Le nylon est aussi très hygroscopique : la documentation Prusa recommande de le sécher avant impression, au moins quatre heures à une température inférieure à 90 °C, car un filament humide forme des bulles et des couches irrégulières. Un mauvais séchage a souvent plus d'impact sur la qualité finale qu'un léger écart de température de buse.
TPU flexible : chauffer un peu plus et ralentir
Pour les filaments flexibles comme le TPU, Prusa indique une buse entre 230 et 245 °C selon la dureté et la marque du filament, et un plateau entre 60 et 75 °C selon la taille de l'objet, les pièces plus grandes demandant un plateau plus chaud. La documentation recommande aussi de couper la ventilation de refroidissement, contrairement au PLA ou au PETG, pour laisser le temps aux couches de bien fusionner malgré la faible vitesse d'impression nécessaire sur cette matière.
Un ajustement propre au TPU : augmenter la température de buse d'environ 5 °C par rapport au réglage de départ réduit la résistance à l'avancée du filament, ce qui limite les problèmes d'extrusion sur les imprimantes à extrudeur Bowden, selon la même documentation.
La surface du plateau change avec la température : PEI, satin et séparateurs
La température de plateau ne se règle pas dans le vide : elle va de pair avec la surface installée. La base de connaissances Prusa recommande une plaque satinée ou PEI lisse pour le PLA, une plaque texturée ou satinée pour le PETG, dont l'adhérence est si forte qu'il peut endommager une plaque lisse, et une plaque PEI lisse ou texturée avec de la colle en bâton pour l'ABS. Le guide sur le plateau PEI détaille ces compatibilités.
Les filaments flexibles sont le cas le plus piégeux : selon Prusa, le TPU adhère si fort à la surface qu'il faut imprimer sur une plaque texturée ou intercaler un séparateur, colle en bâton ou ruban Kapton, faute de quoi la pièce refuse de se décoller à froid. La même documentation précise que plus le filament est souple, entre 60A et 90A sur l'échelle Shore, plus il est difficile à imprimer, ce qui justifie de commencer par un TPU plutôt ferme.
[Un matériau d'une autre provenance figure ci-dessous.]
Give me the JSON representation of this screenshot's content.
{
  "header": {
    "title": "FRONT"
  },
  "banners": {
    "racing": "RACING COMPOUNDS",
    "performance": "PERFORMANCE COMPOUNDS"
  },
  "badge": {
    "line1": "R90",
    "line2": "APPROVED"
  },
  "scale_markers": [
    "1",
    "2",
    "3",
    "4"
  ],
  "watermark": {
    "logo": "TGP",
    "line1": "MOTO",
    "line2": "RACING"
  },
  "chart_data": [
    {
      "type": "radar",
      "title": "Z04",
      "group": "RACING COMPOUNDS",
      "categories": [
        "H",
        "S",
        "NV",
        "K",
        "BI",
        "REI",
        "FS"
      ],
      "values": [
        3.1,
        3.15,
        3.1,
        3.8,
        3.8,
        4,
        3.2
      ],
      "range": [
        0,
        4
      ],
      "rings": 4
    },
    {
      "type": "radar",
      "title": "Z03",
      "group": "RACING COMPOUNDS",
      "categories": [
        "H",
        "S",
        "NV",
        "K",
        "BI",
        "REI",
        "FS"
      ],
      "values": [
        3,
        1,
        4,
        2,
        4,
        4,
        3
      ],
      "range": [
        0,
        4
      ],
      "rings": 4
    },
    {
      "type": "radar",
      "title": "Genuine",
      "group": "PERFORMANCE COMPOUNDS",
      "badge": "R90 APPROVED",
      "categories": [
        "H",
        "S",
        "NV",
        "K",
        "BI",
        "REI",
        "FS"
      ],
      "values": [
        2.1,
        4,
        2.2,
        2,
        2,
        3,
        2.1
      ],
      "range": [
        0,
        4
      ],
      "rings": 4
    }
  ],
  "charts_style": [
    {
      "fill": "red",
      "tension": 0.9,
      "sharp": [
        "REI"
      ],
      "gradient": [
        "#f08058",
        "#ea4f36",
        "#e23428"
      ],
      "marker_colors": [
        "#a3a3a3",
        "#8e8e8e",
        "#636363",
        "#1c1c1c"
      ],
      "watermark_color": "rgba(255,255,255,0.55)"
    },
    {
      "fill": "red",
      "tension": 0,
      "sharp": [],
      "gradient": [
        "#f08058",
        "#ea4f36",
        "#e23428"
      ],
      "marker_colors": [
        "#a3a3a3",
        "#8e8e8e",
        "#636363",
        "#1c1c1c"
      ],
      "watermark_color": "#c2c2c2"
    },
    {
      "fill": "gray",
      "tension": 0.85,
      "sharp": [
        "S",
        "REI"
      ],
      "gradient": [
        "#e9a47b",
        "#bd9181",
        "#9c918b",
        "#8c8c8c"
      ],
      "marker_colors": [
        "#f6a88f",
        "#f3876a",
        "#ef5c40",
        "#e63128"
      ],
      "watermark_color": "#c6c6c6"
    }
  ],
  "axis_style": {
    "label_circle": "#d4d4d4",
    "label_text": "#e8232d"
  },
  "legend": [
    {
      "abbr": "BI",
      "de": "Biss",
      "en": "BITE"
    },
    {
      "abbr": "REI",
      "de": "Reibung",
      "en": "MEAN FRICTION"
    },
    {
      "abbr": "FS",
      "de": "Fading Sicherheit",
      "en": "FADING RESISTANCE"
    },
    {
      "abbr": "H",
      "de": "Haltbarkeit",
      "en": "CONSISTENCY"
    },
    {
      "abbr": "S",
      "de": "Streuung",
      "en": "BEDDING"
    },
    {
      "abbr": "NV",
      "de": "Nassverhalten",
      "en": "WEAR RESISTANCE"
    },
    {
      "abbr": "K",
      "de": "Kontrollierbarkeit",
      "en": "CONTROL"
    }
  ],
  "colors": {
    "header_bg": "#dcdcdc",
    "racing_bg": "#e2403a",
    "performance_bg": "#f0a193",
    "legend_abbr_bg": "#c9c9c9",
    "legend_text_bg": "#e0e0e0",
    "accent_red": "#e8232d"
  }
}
Un dernier repère utile : Prusa situe le point de fusion du PLA autour de 175 °C et indique qu'il ramollit et se déforme au-delà de 60 °C. Un plateau à 60 °C est donc juste sous sa limite de tenue, ce qui explique pourquoi un plateau réglé trop chaud sur du PLA produit des pieds d'éléphant sur les premières couches, sans que la buse y soit pour rien.
La tour de température, pour affiner le réglage sur sa propre machine
Une tour de température est une pièce imprimée en plusieurs paliers, chaque étage étant imprimé à une température de buse différente au sein de la même impression. C'est un moyen simple de comparer plusieurs réglages sur sa machine sans multiplier les essais séparés, en partant de la plage indiquée par le fabricant du filament plutôt que d'une valeur arbitraire.
La lecture se fait ensuite à l'œil : des fils fins entre les étages ou une surface brillante et bavante signalent une température trop élevée, tandis que des couches ternes, mal fondues entre elles ou qui se détachent à la main indiquent une buse trop froide pour cette matière précise.
Sources et limites
- Prusa Knowledge Base — PLA
- Prusa Knowledge Base — PETG
- Prusa Knowledge Base — ABS
- Prusa Knowledge Base — ASA
- Prusa Knowledge Base — Matières flexibles (TPU)
- Prusa Knowledge Base — Polyamide (Nylon)
- Bambu Lab — Fiche technique PLA Basic
- Bambu Lab — Fiche technique PAHT-CF
Nous organisons la documentation des fabricants et des communautés ; nous n’avons pas mesuré ces produits nous-mêmes. La notice de votre modèle exact prime sur ces explications générales.